Третье бремя тоже вскоре спало у него с плеч. Война в Индостане закончилась, никто из тех, кто был ему дорог, не пострадал. И у него началась университетская жизнь.

Складывалась она вполне обычно: он завел друзей, потерял девственность, научился загадочной игре со спичками, которой забавлялись герои “Прошлым летом в Мариенбаде”, в день смерти Ивлина Во сыграл печальную партию в крокет с Э. М. Форстером[20], мало-помалу понял значение слова “Вьетнам”, был избран в члены “Рампы”[21], скромно примкнул к блистательному созвездию посвященных – Клайву Джеймсу, Робу Бакману, Джермейн Грир, смотрел, как на сцене крошечного клуба на улице Петти-Кьюри, в зале под штабом хунвейбинов, где торговали цитатниками председателя Мао, Джермейн исполняет свой коронный “Стриптиз монашки”, выдирается, выкручивается из рясы и остается в итоге в полном снаряжении аквалангиста.

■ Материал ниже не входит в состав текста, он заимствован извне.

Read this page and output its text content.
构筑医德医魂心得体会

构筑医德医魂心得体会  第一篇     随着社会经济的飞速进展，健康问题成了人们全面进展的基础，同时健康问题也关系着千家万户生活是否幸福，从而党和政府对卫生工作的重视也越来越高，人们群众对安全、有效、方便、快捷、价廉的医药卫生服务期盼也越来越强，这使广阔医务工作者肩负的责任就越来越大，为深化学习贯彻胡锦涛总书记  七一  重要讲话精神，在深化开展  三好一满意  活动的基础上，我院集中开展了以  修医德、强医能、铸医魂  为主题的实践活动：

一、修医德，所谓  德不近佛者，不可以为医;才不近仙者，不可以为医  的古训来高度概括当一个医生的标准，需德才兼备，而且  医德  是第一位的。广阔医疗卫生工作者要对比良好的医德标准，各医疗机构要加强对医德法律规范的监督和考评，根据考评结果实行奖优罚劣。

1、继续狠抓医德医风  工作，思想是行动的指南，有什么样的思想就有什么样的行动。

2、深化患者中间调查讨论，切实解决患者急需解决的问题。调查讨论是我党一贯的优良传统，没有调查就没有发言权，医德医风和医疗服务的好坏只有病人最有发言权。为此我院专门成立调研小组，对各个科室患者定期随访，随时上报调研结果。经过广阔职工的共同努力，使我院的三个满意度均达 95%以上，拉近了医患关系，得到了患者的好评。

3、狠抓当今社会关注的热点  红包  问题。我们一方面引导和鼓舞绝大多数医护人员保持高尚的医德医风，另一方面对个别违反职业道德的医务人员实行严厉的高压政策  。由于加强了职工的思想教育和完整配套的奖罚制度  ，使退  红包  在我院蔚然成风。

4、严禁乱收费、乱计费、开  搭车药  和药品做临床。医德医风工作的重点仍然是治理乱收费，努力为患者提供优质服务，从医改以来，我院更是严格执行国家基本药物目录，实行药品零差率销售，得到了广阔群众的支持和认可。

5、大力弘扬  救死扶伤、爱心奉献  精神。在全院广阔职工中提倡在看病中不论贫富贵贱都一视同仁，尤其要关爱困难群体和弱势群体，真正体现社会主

Еще он курил траву, видел, как приятель из комнаты напротив не пережил плохого кислотного трипа, а другой приятель окончательно спятил от наркотиков, через третьего приятеля познакомился с Капитаном Бифхартом[22] и участниками “Велвет андеграунд” – этот третий приятель умер вскоре после окончания университета; радовался моде на мини-юбки и полупрозрачные блузки; пописывал в студенческую газету “Универ” – недолго, пока редакция не отказалась от его услуг; играл в пьесах Брехта, Ионеско и Бена Джонсона; в компании будущего арт-критика лондонской “Таймс” без приглашения пробрался на Майский бал Тринити-колледжа, чтобы послушать, как Франсуаза Арди[23] споет Tons les gar gons et les filles, гимн мучительному ожиданию все не приходящей любви.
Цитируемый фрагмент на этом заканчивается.